Alex Sipiagin Quintet : Mel’s Vision
D’origine russe, Alex Sipiagin quitte son pays natal à 23 ans pour New York où il s’intègre à la communauté jazz, notamment dans des grands orchestres comme le « Gil Evans Band » et le « Mingus Big Band ». Quatre membres de ce dernier faisaient d’ailleurs partie du groupe fixe de Sipiagin « Opus 5 ». On ne compte plus depuis le nombre de participations du trompettiste à des formations emmenées par Dave Holland, George Gruntz, Michael Brecker et bien d’autres. « Mel’s Vision » est son treizième enregistrement pour le label Criss Cross Jazz. Il s’entoure ici de musiciens de premier plan, au point qu’en lisant les noms sur la pochette, le terme souvent abusé de « All Stars » ne serait pas exagéré. Chris Potter au sax-ténor, David Kikoski au piano, Matt Brewer à la contrebasse et Jonathan Blake aux drums. « Mel’s Vision » a été inspiré par le nom de son épouse Melissa suite à leur déménagement vers Singapour pendant la période de covid : « Ces dernières années, j’ai suivi son avis et sa vision… Je ne parle pas de musique, mais de la vie. » dit Sipiagin dans le texte du livret.
On a affaire ici à un album hard bop pure souche où les solistes jouent un rôle important. On a un peu l’impression d’une session live sans public tant l’intensité de la musique ne manque pas de temps forts : sur le titre éponyme, un des deux seuls originaux de l’album, Chris Potter propose d’entrée un solo d’enfer. L’intérêt de « Mel’s Vision » dépasse largement l’impressionnant line-up car on y découvre quelques thèmes peu connus de grandes signatures : « Four by Five », une composition de McCoy Tyner jouée en up-tempo laisse s’exprimer chaque soliste, « Bird Food » en double prise ne peut éviter de citer son auteur Ornette Coleman, « Peggy’s Blue Skylight » de Charlie Mingus est rendu dans une version très libre qui rend bien hommage à l’esprit du contrebassiste, et « Summer’s End » de Don Friedman.
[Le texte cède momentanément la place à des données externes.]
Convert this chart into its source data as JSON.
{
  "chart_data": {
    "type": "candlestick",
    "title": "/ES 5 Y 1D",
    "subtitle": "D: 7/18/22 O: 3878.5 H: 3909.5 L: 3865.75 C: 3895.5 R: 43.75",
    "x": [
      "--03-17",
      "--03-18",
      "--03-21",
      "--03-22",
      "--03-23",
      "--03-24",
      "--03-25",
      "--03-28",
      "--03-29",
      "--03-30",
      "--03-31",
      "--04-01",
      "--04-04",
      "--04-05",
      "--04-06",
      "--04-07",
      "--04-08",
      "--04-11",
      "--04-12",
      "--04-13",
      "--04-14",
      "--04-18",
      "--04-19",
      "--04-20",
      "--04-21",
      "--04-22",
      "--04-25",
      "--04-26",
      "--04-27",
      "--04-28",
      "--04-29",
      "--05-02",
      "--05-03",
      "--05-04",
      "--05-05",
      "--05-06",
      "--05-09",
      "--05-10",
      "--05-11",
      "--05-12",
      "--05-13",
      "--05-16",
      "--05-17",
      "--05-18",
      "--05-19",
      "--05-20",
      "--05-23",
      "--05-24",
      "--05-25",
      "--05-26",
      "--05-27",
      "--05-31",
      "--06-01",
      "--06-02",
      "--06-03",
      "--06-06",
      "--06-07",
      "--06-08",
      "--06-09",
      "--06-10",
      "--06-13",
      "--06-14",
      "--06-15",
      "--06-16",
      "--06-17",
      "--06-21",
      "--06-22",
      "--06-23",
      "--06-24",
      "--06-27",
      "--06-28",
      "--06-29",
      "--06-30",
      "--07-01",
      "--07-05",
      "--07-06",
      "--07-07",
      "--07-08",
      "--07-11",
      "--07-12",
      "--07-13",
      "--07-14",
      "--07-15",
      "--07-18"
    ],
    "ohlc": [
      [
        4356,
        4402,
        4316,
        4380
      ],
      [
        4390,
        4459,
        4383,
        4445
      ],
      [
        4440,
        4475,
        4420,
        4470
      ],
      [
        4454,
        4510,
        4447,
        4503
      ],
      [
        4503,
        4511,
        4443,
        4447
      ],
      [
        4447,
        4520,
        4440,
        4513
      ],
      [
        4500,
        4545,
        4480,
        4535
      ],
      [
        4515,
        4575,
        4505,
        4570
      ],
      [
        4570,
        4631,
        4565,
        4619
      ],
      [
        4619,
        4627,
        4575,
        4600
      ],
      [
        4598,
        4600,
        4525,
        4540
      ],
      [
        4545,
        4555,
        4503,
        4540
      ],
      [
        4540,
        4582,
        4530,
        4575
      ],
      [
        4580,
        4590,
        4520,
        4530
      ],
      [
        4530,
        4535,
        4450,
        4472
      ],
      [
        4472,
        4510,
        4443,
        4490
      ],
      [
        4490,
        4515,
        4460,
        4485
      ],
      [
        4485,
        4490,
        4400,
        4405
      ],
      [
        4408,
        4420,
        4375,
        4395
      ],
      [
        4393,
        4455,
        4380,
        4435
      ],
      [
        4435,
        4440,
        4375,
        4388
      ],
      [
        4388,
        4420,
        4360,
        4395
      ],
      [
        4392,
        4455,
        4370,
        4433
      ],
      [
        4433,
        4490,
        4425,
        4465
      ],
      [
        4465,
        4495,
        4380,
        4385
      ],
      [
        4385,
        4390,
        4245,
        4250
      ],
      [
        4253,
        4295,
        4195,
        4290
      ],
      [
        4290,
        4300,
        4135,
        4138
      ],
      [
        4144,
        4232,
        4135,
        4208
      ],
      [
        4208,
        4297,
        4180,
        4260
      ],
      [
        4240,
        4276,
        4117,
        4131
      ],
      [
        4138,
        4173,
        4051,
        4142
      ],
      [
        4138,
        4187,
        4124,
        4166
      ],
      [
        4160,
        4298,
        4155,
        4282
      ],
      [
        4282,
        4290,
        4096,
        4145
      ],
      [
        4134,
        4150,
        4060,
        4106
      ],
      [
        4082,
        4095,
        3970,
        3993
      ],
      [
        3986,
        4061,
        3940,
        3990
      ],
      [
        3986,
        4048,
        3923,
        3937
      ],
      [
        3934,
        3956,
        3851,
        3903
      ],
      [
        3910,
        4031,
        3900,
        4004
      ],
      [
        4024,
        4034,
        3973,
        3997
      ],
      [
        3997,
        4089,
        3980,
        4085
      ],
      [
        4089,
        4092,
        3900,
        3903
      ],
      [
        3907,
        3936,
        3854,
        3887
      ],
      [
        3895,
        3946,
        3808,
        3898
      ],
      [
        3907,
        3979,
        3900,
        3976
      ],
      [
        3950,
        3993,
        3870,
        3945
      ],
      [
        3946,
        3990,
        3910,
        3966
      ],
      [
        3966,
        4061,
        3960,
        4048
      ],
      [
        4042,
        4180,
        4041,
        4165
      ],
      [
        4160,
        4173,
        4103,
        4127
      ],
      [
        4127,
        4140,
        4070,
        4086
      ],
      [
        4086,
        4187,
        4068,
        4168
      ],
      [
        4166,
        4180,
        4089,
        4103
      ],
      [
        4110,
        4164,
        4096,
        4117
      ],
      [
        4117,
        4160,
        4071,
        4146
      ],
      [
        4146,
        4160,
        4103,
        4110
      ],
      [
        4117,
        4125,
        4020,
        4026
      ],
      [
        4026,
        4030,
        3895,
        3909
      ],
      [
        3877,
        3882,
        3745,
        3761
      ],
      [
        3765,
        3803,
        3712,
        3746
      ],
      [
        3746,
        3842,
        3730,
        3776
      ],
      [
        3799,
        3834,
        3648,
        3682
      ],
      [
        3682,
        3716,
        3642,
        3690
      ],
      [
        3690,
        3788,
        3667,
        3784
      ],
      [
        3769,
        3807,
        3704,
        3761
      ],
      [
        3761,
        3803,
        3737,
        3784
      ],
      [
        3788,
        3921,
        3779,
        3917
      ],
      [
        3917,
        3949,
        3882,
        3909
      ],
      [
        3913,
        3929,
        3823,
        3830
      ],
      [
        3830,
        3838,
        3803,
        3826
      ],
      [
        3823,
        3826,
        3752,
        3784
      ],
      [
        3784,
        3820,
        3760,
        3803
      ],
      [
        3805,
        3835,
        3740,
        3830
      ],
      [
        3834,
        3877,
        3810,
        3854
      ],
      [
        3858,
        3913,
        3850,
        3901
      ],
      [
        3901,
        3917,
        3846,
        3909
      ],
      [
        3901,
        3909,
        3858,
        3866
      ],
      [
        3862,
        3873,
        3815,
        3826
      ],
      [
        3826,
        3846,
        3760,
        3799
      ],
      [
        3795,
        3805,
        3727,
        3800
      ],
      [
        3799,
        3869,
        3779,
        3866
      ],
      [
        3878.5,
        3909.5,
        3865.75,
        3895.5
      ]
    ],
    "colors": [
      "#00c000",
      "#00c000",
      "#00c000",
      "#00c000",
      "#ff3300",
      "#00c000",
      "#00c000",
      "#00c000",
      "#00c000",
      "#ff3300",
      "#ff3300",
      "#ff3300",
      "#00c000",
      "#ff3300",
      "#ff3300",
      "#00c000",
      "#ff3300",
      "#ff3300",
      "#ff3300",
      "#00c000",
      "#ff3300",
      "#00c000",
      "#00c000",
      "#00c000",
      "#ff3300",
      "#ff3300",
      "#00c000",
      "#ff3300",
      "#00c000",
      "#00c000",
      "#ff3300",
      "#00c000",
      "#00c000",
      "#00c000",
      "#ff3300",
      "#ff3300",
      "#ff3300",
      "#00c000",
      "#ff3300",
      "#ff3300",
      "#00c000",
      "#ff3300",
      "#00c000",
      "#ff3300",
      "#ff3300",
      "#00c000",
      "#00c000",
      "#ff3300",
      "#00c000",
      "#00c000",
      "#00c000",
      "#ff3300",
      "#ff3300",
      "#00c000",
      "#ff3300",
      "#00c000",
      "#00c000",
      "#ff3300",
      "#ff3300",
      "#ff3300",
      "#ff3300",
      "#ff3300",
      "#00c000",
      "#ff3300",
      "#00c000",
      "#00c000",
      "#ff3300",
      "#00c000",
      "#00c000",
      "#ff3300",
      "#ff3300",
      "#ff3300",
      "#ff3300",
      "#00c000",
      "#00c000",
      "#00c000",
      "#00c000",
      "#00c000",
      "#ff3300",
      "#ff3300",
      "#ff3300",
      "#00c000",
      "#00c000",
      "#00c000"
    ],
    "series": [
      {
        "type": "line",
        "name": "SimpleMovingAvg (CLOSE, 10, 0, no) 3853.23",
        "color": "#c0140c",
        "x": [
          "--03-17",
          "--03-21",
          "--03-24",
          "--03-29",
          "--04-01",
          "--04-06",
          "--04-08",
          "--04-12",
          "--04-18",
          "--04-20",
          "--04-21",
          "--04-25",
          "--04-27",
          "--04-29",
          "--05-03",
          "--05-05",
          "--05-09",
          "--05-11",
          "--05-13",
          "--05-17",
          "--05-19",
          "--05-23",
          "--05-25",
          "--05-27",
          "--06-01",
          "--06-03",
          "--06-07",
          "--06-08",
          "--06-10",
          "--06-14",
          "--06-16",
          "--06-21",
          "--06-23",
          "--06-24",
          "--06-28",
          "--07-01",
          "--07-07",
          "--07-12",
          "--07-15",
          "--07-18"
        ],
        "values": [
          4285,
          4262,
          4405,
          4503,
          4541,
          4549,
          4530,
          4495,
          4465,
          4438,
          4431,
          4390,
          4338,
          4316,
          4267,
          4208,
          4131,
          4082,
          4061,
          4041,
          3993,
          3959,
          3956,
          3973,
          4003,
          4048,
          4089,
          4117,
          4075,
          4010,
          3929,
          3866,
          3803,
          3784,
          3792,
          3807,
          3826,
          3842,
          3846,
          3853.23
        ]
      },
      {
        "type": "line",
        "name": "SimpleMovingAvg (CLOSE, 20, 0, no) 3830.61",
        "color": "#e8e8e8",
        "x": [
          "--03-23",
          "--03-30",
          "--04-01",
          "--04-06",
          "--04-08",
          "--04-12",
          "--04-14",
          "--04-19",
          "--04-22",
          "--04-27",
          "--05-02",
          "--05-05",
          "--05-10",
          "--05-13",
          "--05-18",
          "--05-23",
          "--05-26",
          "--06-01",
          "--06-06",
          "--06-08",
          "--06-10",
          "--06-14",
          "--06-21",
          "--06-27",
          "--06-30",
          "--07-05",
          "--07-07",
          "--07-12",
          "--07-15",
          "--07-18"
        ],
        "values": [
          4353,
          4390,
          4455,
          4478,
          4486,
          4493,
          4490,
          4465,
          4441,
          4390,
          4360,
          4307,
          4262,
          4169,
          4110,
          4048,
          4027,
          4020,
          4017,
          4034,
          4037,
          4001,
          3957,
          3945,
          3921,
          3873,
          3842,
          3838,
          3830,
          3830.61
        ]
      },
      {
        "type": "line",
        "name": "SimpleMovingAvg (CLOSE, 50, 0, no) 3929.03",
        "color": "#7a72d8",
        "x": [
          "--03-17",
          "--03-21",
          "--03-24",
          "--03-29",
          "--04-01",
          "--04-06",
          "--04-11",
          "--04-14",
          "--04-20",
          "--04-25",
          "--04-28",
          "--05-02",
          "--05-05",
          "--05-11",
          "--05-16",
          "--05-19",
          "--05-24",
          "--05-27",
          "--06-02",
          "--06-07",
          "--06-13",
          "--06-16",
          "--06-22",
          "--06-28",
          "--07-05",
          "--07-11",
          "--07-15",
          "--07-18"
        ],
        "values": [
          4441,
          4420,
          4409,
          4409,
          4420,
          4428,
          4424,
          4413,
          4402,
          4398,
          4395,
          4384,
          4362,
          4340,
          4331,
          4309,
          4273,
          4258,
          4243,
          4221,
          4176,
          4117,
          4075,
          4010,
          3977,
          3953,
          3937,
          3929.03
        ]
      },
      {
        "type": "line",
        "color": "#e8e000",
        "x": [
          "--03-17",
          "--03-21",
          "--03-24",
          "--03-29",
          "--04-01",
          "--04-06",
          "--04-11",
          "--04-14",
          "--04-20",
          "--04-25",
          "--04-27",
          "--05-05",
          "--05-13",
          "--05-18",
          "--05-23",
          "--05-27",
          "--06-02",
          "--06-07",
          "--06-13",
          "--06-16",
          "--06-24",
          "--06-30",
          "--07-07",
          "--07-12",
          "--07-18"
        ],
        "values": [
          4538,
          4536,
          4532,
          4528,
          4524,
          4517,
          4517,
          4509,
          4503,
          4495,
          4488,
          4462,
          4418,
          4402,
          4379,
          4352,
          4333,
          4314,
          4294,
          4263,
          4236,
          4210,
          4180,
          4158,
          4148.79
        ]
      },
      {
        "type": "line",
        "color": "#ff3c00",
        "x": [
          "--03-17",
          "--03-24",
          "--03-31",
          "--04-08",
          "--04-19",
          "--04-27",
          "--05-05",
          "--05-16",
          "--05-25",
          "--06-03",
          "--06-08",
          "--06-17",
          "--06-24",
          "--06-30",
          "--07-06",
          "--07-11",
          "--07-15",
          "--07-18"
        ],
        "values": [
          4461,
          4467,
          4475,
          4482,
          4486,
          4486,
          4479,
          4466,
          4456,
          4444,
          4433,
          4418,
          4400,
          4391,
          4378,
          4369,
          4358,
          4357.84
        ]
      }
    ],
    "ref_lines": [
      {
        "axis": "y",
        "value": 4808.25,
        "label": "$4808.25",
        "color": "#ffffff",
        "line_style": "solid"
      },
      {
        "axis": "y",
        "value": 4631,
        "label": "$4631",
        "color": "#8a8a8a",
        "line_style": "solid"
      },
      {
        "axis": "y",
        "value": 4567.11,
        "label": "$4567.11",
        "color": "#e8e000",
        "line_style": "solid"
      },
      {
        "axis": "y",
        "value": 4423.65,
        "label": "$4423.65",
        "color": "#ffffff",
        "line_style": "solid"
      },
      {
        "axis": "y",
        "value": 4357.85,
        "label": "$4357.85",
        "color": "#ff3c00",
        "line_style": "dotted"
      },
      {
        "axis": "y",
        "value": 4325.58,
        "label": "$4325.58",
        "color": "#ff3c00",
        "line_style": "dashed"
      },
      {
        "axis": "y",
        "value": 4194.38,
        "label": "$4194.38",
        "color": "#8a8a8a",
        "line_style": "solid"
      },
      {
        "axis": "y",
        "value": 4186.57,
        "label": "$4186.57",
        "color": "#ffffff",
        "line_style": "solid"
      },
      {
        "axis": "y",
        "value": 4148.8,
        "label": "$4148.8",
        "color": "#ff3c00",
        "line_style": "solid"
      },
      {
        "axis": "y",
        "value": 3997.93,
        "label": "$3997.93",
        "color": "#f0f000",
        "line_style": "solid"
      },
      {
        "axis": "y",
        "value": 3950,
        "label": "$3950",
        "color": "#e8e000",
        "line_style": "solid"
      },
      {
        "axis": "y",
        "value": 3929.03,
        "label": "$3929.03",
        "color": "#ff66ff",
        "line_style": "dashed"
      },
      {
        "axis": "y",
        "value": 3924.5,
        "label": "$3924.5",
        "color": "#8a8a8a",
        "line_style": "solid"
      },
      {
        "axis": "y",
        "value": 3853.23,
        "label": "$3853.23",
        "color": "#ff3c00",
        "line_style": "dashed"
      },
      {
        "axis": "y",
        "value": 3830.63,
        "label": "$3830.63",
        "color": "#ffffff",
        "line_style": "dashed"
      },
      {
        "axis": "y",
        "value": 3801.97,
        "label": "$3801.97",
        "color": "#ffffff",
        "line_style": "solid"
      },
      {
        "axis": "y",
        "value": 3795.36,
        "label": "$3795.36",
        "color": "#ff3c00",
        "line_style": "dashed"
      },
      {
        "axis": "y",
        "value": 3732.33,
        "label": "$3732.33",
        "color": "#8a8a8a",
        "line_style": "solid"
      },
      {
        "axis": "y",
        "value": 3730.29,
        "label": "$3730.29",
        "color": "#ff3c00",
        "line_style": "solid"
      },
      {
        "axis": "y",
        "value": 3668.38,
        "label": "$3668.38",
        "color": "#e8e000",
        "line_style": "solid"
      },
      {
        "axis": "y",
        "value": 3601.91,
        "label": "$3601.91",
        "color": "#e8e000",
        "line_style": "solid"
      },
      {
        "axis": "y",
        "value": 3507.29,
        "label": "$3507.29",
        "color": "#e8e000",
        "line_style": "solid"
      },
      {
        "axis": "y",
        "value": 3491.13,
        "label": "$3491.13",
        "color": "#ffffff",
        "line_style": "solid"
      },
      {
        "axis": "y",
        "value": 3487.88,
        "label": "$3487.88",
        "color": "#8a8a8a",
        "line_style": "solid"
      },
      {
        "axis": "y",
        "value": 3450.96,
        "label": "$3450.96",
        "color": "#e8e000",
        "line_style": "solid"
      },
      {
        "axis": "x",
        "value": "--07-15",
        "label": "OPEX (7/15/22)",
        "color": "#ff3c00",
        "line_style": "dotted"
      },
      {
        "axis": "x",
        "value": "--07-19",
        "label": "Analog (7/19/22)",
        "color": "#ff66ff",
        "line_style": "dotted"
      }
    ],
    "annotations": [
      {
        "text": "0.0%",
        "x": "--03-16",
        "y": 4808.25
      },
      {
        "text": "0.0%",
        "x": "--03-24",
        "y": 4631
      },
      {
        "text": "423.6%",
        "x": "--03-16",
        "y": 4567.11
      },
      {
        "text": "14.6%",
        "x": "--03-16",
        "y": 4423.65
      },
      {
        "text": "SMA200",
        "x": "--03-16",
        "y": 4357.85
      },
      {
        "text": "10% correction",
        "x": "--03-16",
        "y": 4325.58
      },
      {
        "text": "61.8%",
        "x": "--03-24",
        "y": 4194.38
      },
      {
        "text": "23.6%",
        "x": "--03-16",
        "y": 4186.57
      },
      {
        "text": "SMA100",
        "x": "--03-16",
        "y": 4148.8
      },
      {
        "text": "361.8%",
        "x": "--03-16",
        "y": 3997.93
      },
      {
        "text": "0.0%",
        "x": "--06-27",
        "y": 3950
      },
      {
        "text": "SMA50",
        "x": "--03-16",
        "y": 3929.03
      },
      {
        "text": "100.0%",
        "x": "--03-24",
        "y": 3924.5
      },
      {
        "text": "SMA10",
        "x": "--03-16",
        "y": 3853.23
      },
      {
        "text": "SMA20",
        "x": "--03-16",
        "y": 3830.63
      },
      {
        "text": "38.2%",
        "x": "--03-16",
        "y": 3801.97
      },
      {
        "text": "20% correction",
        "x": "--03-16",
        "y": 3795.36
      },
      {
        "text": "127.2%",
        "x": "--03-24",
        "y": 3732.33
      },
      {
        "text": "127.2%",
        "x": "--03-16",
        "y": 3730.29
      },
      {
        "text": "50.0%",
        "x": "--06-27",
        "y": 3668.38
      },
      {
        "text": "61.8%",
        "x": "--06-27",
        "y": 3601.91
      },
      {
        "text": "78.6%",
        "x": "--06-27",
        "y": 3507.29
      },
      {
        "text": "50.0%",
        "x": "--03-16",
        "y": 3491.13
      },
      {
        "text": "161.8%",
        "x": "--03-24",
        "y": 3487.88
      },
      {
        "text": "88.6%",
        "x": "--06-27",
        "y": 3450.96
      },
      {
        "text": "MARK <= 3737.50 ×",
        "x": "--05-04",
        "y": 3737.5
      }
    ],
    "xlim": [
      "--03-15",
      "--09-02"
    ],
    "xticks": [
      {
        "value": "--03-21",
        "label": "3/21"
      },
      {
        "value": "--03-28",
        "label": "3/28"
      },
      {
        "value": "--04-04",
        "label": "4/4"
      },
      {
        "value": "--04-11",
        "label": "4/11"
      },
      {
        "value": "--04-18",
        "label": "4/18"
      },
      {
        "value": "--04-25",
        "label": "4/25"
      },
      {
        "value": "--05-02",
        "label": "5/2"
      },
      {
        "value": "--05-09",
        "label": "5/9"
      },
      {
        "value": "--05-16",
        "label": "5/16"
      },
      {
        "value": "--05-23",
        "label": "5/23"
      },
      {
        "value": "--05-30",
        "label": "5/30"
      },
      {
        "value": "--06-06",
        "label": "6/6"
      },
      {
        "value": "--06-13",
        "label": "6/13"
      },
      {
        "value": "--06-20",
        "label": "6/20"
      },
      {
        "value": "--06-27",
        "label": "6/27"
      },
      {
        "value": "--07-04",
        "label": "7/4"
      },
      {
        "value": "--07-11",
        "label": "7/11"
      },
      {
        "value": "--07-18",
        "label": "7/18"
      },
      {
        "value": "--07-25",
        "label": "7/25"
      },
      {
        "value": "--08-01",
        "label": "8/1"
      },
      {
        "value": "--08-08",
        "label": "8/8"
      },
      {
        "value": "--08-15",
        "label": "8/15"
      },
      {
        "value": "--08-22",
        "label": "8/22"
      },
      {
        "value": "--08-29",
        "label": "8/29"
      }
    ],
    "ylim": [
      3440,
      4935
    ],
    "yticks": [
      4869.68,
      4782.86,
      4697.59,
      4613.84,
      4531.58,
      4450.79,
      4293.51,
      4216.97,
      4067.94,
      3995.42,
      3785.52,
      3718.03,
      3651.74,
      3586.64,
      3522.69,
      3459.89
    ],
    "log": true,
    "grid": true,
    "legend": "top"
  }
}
Au cœur de ces standards assez peu joués, Alex Sipiagin place une chanson du folklore ukrainien : « En enregistrant cette chanson, je savais qu’il me serait interdit de retourner en Russie prochainement. » Outre « Mel’s Vision » Sipiagin propose une deuxième composition de sa plume, la belle et mélancolique ballade « Balmoral Point ». Voici un album qui séduira les nostalgiques du hard bop, une musique qui sonne par moments « Jazz Messengers » et qui fait vachement du bien.